On one of the mailing lists I read, someone asked
Can anyone explain to me how a raw score of 75 and a raw score of 59 are both 800’s on the scale for the physics test? That seems a huge spread. I see similar stuff on other tests, but nothing spread quite this far.
One can find the distribution of scale scores as percentiles on the College Board web site at http://media.collegeboard.com/digitalServices/pdf/research/SAT-Subject-Tests-Percentile-Ranks-2013.pdf, but finding information about raw scores is harder. The College Board says
The raw score is converted to the College Board 200- to 800-point scaled score by a statistical process called equating. Equating adjusts for slight differences in difficulty between test editions and ensures that:
- A student’s score does not depend on the specific test edition she took.
- A student’s score does not depend on how well others did on the same edition of the test.
I’ve found raw-score-to-scaled-score conversions for one version of the SAT test at http://media.collegeboard.com/digitalServices/pdf/research/SAT-RAW-Score-to-Scaled-Score-Ranges-2013.pdf, but I’ve not found them for SAT 2 tests, and I don’t know whether the person had access to more data than I’ve been able to find on the College Board site, or just had a couple of data points for students who both got a standard score of 800.
The scale score on the SAT subject test, like other scale scores, is intended to have the same meaning from year to year, despite differences in the underlying test questions. Initially, tests are written so that questions span a range of difficulty, with some easy questions and some hard ones.Depending on the purpose of the test, the questions may cluster around a particular level of difficulty—if the test is intended as a pass/no-pass test, the questions hover around the pass threshold. Think of a driving exam, where the questions are intended to separate those who can drive safely from those who can’t. There is no point to asking esoteric questions that even good drivers can’t answer, nor trivial ones that even bad drivers do well at.
When the point is to spread students out without a single boundary (as for college admissions), there needs to be a wider diversity of difficulty of questions. You need some that are so difficult that few get them, and some that are so easy that few miss them, and everything in between. There need to be several difficult questions, to compensate for students randomly guessing correctly on one difficult question.
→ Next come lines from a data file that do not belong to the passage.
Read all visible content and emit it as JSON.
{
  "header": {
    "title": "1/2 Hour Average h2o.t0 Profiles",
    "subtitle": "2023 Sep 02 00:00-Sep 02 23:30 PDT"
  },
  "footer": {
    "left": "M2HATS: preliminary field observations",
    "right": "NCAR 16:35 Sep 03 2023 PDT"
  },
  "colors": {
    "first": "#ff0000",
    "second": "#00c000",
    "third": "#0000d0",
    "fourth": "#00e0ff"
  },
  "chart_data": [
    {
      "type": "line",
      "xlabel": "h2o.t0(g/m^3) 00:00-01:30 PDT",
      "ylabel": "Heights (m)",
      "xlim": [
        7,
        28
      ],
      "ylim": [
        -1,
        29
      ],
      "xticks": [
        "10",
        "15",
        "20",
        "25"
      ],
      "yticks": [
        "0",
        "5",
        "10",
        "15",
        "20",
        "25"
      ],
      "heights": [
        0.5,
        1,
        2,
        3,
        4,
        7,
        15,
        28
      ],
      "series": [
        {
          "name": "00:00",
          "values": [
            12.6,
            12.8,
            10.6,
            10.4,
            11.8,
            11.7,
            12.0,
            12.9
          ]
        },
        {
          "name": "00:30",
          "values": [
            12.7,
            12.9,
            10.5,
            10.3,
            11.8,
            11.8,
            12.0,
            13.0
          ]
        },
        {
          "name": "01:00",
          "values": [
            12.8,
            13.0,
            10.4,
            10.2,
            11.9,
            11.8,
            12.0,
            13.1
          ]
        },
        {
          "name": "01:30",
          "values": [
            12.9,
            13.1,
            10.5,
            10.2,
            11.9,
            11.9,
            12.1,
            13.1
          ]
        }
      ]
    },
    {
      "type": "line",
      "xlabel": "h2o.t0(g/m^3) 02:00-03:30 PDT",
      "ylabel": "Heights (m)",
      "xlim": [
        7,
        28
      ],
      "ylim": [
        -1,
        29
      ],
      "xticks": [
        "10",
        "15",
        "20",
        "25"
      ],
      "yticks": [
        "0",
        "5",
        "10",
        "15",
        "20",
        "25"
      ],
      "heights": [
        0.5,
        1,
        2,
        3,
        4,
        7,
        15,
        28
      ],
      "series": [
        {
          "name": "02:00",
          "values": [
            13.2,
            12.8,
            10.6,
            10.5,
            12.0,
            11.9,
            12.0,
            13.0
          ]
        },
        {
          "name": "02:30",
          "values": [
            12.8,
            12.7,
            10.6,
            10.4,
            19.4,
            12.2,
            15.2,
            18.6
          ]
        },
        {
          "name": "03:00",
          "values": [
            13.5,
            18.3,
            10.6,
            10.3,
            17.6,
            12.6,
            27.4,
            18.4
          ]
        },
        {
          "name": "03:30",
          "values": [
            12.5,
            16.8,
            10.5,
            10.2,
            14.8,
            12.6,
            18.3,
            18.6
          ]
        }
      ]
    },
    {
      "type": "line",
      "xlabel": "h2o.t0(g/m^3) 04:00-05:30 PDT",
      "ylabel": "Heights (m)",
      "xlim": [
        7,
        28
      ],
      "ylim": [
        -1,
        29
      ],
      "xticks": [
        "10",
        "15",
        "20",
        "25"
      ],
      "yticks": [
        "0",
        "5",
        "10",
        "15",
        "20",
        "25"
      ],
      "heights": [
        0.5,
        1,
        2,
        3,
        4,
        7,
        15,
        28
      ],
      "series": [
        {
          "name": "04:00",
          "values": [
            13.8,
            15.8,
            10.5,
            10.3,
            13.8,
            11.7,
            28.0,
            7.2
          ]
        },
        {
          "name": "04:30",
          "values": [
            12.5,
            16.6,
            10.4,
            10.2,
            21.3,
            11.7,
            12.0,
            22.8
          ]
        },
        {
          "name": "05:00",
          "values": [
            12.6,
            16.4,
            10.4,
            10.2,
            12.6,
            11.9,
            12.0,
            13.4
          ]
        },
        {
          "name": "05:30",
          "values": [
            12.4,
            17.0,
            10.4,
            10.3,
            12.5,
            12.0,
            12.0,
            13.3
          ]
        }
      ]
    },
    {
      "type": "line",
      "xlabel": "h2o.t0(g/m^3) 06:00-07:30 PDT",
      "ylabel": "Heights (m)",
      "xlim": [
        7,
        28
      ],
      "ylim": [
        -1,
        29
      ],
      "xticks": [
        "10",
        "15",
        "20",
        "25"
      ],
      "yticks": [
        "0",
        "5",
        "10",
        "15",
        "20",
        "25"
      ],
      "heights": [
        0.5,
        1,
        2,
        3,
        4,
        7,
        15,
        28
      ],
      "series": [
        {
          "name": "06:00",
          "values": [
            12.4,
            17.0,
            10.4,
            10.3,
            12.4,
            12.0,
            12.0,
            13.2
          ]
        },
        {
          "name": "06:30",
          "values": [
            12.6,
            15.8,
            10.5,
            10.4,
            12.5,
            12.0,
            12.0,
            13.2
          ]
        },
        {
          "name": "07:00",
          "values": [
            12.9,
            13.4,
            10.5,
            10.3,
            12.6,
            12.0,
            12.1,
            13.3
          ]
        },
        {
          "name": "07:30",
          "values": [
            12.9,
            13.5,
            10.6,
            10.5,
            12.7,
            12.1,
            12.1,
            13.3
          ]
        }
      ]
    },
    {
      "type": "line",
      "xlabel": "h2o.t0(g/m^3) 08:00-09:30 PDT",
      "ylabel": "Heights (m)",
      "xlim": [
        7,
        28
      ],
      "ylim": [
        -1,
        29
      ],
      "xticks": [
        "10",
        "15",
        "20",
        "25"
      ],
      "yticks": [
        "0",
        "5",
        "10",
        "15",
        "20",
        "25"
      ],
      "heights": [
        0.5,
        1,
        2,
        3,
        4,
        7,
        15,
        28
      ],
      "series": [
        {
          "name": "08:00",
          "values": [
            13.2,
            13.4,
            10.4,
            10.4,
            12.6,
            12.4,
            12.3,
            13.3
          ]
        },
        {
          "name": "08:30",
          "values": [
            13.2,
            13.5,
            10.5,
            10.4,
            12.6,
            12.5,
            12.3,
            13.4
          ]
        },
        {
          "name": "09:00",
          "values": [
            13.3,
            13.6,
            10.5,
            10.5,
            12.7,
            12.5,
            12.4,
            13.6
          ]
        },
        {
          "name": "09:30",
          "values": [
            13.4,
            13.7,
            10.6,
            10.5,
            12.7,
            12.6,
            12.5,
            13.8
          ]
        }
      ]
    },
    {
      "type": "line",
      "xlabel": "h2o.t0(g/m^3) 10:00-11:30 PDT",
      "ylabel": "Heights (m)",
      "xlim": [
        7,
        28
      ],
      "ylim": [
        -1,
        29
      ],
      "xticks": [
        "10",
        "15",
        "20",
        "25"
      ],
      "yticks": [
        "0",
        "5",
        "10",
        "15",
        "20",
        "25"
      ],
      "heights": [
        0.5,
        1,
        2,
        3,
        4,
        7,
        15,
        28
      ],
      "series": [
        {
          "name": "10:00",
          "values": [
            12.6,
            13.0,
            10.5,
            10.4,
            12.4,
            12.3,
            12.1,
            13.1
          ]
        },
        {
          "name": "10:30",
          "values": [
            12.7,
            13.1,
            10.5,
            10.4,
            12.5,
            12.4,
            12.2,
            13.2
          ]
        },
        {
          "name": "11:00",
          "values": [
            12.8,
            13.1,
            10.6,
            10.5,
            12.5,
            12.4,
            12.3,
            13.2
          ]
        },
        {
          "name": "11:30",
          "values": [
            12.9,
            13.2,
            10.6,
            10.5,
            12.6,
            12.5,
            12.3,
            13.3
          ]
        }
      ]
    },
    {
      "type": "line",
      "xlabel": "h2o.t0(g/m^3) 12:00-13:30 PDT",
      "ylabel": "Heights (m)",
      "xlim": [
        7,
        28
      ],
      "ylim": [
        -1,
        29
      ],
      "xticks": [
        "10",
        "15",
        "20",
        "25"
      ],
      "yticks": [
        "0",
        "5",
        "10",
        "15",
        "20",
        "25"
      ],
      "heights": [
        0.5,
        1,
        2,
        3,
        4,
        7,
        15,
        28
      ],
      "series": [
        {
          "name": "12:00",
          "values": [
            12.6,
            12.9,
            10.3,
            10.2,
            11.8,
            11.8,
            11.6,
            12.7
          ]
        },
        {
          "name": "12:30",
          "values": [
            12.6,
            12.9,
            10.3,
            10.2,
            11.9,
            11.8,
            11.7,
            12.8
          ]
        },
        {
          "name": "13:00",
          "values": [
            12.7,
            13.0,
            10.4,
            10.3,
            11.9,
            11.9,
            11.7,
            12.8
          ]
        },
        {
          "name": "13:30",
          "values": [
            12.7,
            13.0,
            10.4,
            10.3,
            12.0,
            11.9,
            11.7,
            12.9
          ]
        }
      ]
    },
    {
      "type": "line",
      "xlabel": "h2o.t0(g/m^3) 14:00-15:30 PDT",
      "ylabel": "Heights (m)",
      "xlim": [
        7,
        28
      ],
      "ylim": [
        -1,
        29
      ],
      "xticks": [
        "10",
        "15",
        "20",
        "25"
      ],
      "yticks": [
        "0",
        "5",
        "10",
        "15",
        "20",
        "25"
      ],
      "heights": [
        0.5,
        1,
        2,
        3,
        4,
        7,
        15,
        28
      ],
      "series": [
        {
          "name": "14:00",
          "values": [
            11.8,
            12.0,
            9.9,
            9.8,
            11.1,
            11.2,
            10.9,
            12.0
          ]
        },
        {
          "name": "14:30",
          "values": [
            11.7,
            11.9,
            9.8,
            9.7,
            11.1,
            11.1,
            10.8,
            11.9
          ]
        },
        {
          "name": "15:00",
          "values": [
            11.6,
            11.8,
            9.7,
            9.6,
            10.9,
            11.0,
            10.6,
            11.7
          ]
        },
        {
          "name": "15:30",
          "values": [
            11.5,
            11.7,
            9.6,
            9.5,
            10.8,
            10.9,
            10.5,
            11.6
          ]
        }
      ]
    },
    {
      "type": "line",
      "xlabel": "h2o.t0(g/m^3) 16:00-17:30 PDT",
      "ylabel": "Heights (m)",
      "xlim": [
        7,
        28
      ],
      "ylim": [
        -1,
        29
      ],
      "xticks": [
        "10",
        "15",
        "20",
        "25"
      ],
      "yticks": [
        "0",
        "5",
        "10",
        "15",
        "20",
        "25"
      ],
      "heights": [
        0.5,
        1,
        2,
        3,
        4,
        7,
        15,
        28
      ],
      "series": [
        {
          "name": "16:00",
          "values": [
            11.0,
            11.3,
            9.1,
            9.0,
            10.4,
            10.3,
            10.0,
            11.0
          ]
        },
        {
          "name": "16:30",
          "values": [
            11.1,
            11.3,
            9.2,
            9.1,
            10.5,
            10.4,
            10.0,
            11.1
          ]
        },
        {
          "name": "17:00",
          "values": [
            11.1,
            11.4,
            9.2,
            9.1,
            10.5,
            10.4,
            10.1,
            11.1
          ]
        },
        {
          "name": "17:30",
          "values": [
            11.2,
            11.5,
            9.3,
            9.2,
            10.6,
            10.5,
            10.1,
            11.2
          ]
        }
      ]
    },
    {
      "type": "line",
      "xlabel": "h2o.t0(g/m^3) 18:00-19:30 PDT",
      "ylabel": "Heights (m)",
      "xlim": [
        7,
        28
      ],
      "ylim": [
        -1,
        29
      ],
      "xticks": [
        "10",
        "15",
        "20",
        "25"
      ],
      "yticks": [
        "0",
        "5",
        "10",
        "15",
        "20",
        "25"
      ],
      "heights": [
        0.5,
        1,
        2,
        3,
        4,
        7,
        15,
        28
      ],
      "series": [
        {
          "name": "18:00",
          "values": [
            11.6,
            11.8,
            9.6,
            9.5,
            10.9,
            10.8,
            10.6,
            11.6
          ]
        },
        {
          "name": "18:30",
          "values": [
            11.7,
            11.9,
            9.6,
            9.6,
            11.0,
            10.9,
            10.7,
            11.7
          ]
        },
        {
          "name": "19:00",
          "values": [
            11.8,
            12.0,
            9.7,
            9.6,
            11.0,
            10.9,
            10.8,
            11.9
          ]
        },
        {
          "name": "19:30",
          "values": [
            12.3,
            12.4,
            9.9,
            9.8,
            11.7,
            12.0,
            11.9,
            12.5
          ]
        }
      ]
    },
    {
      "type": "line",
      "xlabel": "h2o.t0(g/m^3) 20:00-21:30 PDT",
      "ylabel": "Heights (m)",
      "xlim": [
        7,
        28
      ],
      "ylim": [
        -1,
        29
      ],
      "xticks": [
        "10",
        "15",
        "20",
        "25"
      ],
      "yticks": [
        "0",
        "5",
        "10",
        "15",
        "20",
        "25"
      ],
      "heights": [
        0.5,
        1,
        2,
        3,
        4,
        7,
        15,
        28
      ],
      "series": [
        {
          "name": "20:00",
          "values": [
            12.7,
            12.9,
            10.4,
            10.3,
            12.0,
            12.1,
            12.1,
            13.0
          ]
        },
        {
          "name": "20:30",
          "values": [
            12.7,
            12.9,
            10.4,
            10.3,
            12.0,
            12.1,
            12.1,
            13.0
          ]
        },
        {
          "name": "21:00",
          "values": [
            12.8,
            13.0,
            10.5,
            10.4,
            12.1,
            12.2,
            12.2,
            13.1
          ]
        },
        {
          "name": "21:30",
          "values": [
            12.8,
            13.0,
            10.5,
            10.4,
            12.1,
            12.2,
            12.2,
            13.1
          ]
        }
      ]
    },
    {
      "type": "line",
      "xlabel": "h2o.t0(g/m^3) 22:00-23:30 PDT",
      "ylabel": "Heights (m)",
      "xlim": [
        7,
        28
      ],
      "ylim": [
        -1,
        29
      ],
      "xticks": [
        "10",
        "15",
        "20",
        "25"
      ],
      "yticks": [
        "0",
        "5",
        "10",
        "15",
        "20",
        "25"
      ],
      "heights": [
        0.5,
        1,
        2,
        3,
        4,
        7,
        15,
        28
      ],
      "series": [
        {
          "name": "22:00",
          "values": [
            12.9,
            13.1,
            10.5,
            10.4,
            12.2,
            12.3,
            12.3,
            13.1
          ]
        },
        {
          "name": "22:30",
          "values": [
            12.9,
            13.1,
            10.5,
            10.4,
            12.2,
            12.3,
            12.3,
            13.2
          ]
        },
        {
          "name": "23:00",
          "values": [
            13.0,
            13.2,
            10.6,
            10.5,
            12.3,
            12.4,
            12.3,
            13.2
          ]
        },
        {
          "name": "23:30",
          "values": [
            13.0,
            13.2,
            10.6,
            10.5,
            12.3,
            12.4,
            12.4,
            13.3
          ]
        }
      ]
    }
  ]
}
Because the scale scores are supposed to mean the same from year to year, and the scales are arbitrarily capped at 200 and 800, drift in student education or who takes the exams can make students pile up at one end of the scale or the other, even if initially the end scores were very rare. That has happened in math (level one has few students with 800, level 2 has 9% of students getting 800), physics (8% of students get an 800), and most of the language exams (when mostly native speakers take the exam—for Chinese, lots of students get an 800). Student selection seems to play more of a role than education (people who expect to do poorly don’t pay to take the test), so the bottom end of the scale is rarely used, while students pile up at the top end.
A more sensible system would not cap the scale scores (Lexiles, for example, are not capped) so that drifts in student population do not pile up people at one point on the scale. Many of the underlying SAT subject tests have the ability to measure more at the top end, but the political or marketing (not scientific) decision to cap scores at 800 limit the utility of the tests for making distinctions.
Note: the ACT has similar artificial score limitations and suffers the same sort of unnecessary ceiling, though it is not clear whether the underlying questionshave the ability to make distinctions at the top end—when you get down to differences of one or two questions right, you are looking at noise, not signal.